Both relay the same basic facts
NO, THEY DO NOT.
rex has a mange is factual statement, that can be investigated and either confirmed or rejected.
same goes for rex’s leash was inadequate and tom’s hold of the dog was weak.
there is a lot more facts in the second example, compared to first one.
it’s likely that by MBFC’s standards, both would be rated the same for that reason alone
no, they would not and it is pretty easy to find out - mediabiasfactcheck.com/methodology/
your powers of “paying attention, weighing, analyzing, reviewing and questioning” are not as strong as you think.
be careful not to hurt yourself when you are falling down from this mountain.
just2look@lemm.ee 3 months ago
MBFC doesn’t only count how factual something is. They very much look at inflammatory language like that, and grade a media outlet accordingly. It’s just not in the factual portion, it is in the bias portion. Which makes sense since, like you said, both stories can be factually accurate.
Rottcodd@lemmy.world 3 months ago
I haven’t seen any evidence that it does that, and quite the contrary, evidence that it does not - examples from publications ranging from Israel Times to New York Times to Slate in which it accompanied an article with clearly loaded language with an assessment of high credibility.
It’s possible that it’s improved of late - I don’t know, since I blocked it weeks ago, after a particularly egregious example of that accompanied a technically factually accurate but brazenly biased Israel Times article.
just2look@lemm.ee 3 months ago
The bot wasn’t assessing the individual articles.

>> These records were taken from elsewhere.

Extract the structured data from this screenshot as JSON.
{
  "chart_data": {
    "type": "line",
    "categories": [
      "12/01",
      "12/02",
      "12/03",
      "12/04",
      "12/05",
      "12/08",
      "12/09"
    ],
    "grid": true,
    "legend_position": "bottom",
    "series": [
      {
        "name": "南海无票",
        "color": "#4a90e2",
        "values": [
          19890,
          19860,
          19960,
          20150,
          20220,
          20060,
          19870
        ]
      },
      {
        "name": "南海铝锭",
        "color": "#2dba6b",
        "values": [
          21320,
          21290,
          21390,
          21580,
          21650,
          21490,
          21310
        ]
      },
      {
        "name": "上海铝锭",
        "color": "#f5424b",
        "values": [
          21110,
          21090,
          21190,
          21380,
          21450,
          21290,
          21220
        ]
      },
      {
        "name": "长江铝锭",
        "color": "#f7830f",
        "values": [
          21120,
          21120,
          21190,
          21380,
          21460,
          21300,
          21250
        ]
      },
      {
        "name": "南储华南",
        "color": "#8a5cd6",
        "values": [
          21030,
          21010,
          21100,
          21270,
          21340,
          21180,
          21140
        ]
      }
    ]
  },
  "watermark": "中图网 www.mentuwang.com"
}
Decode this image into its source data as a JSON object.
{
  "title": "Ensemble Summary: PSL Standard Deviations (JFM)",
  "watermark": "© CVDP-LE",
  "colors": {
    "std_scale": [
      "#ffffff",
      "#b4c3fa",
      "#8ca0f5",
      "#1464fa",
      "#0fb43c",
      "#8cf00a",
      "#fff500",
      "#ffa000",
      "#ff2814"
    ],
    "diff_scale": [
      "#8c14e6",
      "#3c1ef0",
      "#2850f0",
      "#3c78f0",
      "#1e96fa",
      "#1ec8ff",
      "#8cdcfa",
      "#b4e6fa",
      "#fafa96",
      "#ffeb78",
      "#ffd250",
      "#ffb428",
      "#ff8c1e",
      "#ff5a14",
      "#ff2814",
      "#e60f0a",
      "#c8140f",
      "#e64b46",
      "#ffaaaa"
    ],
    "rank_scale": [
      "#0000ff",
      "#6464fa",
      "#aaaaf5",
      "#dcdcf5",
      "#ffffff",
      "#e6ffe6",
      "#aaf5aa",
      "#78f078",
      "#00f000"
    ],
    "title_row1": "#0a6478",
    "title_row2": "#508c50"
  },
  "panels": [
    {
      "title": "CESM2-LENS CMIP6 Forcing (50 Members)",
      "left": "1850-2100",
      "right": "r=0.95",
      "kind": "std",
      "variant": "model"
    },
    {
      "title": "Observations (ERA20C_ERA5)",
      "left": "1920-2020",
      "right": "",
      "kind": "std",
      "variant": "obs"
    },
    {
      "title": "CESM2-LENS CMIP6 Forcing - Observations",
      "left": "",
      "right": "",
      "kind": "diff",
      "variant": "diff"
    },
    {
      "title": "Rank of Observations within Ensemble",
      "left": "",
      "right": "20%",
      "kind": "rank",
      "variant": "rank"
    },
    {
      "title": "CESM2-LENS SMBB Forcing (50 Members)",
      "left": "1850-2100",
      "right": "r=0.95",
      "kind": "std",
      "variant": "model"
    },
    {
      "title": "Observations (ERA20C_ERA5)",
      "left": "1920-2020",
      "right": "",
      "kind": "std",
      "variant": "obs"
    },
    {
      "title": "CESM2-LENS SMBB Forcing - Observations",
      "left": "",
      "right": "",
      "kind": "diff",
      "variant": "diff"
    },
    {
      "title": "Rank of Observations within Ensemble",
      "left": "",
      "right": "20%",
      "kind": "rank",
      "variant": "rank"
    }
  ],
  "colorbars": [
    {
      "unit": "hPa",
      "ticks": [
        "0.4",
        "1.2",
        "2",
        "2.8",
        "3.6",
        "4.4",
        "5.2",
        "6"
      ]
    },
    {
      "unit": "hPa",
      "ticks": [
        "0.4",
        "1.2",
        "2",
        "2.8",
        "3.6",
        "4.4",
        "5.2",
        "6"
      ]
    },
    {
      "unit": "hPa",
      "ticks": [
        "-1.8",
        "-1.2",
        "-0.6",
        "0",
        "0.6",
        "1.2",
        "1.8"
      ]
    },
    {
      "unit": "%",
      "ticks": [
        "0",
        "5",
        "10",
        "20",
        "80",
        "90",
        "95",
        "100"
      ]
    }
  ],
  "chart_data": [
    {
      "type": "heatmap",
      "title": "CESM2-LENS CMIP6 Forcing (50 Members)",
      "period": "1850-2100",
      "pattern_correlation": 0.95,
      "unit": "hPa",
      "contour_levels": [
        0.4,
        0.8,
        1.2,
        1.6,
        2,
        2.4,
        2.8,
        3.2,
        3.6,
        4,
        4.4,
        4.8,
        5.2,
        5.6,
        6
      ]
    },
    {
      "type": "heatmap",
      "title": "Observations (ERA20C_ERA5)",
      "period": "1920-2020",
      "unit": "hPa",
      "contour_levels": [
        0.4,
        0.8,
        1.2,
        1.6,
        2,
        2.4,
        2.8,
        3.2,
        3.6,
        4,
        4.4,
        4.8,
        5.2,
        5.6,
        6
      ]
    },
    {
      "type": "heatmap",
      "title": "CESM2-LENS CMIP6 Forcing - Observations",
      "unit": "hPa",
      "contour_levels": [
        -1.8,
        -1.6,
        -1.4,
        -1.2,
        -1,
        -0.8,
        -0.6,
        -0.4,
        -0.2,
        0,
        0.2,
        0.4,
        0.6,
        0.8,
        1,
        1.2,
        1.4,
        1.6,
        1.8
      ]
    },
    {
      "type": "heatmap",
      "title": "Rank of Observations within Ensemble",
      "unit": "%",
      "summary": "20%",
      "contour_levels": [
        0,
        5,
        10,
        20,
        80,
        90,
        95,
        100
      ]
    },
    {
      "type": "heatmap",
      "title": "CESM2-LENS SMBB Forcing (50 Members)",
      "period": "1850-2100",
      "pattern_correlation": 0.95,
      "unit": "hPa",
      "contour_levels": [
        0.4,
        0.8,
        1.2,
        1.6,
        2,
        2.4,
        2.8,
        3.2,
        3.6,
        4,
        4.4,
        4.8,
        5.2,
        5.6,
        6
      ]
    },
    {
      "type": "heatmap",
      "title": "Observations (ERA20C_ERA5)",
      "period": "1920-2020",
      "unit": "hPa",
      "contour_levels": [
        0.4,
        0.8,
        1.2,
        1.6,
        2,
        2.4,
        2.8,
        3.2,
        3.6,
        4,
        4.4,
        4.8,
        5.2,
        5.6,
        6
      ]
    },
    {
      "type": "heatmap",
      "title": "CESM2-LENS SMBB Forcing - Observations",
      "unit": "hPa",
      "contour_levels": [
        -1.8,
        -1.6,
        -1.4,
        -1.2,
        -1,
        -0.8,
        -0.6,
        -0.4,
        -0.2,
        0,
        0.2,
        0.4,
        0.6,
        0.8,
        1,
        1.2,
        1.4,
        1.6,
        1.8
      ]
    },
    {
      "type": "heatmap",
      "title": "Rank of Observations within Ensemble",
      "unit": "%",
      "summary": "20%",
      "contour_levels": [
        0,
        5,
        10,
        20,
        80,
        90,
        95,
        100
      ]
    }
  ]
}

It was just pulling the rating from their website. If you look at the full reports on the website they have a section that discusses bias, and gives examples of things like loaded language found in the articles they assessed.
Rottcodd@lemmy.world 3 months ago
Right, nor did I expect a rating based an on individual article - sorry if that’s the way I made it sound.
It’s simply that the rating of high credibility accompanying an article that was so obviously little more than a barrage of loaded language cast the problem into such sharp relief that I went from being unimpressed by MBFC to actively not wanting to see it.